[FIX] Bug fixed incorrect password 'access_restriction_by_ip'

6 years ago · 8dd675af6a
3 changed files with 36 additions and 20 deletions
--- a/access_restriction_by_ip/manifest.py
+++ b/access_restriction_by_ip/manifest.py
@ -19,7 +19,7 @@
 {
    'name': 'Access Restriction By IP',
    'summary': """User Can Access His Account Only From Specified IP Address""",
-    'version': '13.0.1.0.0',
+    'version': '13.0.1.0.1',
    'description': """User Can Access His Account Only From Specified IP Address""",
    'author': 'Cybrosys Techno Solutions',
    'company': 'Cybrosys Techno Solutions',
--- a/access_restriction_by_ip/controllers/main.py
+++ b/access_restriction_by_ip/controllers/main.py
@ -47,32 +47,43 @@ class Home(main.Home):
            old_uid = request.uid
            ip_address = request.httprequest.environ['REMOTE_ADDR']
            if request.params['login']:
-                user_rec = request.env['res.users'].sudo().search([('login', '=', request.params['login'])])

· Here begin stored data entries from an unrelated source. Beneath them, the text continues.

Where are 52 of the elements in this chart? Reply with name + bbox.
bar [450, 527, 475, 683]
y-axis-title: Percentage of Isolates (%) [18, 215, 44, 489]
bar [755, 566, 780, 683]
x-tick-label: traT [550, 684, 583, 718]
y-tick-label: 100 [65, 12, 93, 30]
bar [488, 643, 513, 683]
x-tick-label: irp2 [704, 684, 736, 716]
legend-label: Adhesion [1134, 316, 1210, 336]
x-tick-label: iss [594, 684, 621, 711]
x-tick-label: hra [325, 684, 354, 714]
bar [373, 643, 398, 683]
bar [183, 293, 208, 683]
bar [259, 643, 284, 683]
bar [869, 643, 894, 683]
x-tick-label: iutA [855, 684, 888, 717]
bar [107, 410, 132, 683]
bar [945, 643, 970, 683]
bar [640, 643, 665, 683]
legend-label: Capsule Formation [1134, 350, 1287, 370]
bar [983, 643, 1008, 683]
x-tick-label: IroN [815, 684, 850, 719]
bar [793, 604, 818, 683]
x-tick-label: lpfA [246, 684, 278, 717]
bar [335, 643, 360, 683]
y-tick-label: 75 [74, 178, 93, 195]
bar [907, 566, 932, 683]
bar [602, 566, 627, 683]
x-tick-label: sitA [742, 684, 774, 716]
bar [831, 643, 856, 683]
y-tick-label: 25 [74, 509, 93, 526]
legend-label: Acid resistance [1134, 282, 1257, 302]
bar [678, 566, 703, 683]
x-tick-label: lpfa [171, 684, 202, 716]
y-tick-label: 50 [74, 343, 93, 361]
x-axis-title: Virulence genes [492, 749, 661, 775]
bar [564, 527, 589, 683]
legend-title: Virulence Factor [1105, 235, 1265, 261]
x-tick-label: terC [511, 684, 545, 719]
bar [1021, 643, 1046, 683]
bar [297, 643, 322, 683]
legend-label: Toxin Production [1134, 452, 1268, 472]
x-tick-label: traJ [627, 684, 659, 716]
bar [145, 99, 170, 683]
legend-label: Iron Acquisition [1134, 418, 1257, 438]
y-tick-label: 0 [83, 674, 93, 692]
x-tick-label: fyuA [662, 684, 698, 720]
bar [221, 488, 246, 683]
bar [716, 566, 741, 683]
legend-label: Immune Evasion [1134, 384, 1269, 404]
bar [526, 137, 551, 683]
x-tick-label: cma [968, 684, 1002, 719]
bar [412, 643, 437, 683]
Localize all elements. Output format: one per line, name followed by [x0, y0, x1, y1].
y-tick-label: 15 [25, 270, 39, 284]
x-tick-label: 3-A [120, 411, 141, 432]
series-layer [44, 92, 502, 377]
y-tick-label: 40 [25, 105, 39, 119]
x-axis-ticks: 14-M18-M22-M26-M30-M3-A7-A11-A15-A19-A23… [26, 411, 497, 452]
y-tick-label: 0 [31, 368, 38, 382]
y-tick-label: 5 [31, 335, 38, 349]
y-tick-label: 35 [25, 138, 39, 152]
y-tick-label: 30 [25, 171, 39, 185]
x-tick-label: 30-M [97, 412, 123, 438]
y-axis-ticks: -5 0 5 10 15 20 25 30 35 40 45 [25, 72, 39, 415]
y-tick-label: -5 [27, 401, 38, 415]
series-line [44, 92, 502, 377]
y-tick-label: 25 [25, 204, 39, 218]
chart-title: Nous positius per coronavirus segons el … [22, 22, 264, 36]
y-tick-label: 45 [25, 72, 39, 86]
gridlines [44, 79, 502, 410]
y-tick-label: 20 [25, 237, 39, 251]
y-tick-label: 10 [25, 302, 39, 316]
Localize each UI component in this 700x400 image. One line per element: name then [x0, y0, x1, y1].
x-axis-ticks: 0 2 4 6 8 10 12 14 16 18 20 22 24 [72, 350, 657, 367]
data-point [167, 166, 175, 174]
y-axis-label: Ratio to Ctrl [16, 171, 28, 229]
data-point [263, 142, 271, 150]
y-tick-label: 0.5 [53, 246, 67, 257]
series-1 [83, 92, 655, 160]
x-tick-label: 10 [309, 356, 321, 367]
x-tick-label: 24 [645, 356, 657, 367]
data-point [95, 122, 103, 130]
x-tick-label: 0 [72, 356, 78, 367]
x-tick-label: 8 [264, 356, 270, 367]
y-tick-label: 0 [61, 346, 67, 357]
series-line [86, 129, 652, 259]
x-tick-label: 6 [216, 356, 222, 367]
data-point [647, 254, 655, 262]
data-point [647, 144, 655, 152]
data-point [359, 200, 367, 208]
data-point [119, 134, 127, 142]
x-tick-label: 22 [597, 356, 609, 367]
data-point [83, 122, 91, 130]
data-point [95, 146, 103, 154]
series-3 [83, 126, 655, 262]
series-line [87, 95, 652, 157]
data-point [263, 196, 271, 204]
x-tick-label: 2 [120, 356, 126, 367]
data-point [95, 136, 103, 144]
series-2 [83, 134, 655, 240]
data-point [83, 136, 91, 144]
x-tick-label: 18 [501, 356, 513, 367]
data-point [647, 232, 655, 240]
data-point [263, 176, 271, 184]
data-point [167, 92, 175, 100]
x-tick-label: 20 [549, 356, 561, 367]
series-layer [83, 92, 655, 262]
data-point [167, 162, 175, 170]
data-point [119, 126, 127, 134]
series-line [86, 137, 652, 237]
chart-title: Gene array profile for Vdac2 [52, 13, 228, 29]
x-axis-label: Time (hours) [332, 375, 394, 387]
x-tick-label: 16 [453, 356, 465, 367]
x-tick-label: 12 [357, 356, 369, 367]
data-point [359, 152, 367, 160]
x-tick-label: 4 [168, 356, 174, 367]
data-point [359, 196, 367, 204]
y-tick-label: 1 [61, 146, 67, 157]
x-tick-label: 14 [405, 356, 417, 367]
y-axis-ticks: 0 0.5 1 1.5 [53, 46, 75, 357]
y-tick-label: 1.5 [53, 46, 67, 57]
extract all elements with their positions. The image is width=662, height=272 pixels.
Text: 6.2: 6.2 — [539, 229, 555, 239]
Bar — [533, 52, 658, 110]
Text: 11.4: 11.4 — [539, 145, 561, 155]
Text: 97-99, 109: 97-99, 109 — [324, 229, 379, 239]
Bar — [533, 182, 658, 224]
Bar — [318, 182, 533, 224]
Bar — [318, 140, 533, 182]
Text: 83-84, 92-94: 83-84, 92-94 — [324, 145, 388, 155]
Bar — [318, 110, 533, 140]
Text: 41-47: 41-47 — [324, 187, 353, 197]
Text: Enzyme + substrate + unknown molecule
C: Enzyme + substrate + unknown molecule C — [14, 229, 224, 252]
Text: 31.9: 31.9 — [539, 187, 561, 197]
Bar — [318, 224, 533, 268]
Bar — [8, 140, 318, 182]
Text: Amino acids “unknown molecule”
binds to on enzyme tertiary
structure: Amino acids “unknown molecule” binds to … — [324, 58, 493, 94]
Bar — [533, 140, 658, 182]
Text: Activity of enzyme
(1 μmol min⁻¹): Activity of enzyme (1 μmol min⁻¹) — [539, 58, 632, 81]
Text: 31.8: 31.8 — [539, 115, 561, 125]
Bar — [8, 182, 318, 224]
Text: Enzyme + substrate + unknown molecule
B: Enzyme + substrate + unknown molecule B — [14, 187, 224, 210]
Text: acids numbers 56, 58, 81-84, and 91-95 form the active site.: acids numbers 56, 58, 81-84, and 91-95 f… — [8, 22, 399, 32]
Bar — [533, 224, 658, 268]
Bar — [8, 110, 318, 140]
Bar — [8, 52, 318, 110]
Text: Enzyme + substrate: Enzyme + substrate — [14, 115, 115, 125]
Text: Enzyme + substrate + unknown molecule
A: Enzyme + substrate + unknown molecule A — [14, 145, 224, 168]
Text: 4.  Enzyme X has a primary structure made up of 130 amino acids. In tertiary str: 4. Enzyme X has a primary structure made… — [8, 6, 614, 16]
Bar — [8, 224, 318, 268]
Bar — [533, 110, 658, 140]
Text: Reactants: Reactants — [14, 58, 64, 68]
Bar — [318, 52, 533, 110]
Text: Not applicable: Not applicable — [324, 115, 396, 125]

+                user_rec = request.env['res.users'].sudo().search(
+                    [('login', '=', request.params['login'])])
                if user_rec.allowed_ips:
                    ip_list = []
                    for rec in user_rec.allowed_ips:
                        ip_list.append(rec.ip_address)
                    if ip_address in ip_list:
-                        uid = request.session.authenticate(request.session.db, request.params['login'], request.params['password'])
-                        if uid is not False:
-                                request.params['login_success'] = True
-                                if not redirect:
-                                    redirect = '/web'
-                                return http.redirect_with_hash(redirect)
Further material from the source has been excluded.